Dedicado a todos los miembros del Instituto del Verbo Encarnado, mi familia religiosa;

especialmente a quienes se encuentran en las más lejanas y difíciles tierras de misión,

perseverando aferrados a su cruz y buscando cada día corresponder

a la divina predilección de Aquel que llamó a los que quiso,

y sigue llamando cada día a seguirlo de cerca

según un estilo de vida propio, su estilo de vida:

el del Evangelio.

Explica santo Tomás que “se llaman religiosos por antonomasia aquellos que se entregan totalmente al servicio divino, ofreciéndose como holocausto a Dios. De ahí también la afirmación de San Gregorio […]: Hay quienes no se reservan cosa alguna para sí mismos, sino que inmolan al Dios todopoderoso su pensamiento, su lengua, su vida, todos los bienes que recibieron. Ahora bien: la perfección del hombre está en unirse totalmente a Dios… Luego, bajo este aspecto, la vida religiosa lleva consigo un estado de perfección.”[1]

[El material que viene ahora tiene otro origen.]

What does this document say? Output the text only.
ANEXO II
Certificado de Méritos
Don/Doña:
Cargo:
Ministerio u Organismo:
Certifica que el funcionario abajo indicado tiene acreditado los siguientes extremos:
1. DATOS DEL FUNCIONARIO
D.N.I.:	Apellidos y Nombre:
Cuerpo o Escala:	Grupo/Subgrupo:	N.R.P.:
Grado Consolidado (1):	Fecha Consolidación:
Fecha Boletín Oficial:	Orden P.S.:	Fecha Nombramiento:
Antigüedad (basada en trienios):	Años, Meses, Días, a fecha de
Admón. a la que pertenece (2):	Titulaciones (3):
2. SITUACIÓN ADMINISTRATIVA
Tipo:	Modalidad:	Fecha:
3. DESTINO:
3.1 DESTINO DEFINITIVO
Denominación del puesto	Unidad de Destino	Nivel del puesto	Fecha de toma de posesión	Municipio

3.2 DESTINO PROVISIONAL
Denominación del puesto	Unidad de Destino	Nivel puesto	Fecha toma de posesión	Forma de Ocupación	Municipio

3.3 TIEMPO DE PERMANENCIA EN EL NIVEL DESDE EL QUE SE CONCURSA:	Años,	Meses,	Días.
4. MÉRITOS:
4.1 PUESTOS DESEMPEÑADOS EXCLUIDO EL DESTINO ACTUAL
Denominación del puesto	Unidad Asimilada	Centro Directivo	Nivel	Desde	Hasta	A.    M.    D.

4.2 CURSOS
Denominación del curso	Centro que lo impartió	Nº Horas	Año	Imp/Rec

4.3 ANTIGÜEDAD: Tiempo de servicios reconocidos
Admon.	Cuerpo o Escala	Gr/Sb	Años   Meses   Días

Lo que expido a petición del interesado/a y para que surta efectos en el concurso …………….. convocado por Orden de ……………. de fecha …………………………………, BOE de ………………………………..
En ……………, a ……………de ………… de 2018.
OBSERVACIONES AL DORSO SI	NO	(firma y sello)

Del citado texto de santo Tomás, podemos sacar variadas consideraciones en lo que respecta a la vida religiosa, tales como su aspecto de “holocausto”, “búsqueda especial de unión con Dios”, “renuncia” y “servicio”; todo lo cual se encuentra embebido del sublime don que Dios nos quiso regalar por sobre las demás creaturas de este mundo: la libertad. Y aquí está la clave para comenzar a comprender la vida religiosa que se vuelve una inexplicable paradoja para las almas carentes de fe, ya que el religioso “libremente se obliga”, libremente se ata por medio de los votos, y libremente también ha decidido seguir y servir de cerca a su Dios y Señor: ¿cómo explicar fuera del ámbito de la fe tal compromiso?, ¿cómo comprender el “obligarse” delante de Dios y bajo pecado a su servicio?, ¿cómo concebir que una cadena nos permita volar?; y la respuesta sólo se entiende a la luz de un amor que va más allá de nuestra humana lógica, de un amor que nos cobija, que nos protege, y que nos ha llamado a seguirlo de cerca, y tan de cerca que hemos querido hacerlo -nosotros, los religiosos- poniéndonos estos verdaderos lazos de amor y correspondencia que son los votos, lazos especiales y exclusivos, una de las más grandes incomprensiones tanto de los frívolos incrédulos como de los creyentes egoístas, simplemente porque son aquellos lazos que liberan.

El voto

El voto es una promesa hecha a Dios de un bien mejor y posible.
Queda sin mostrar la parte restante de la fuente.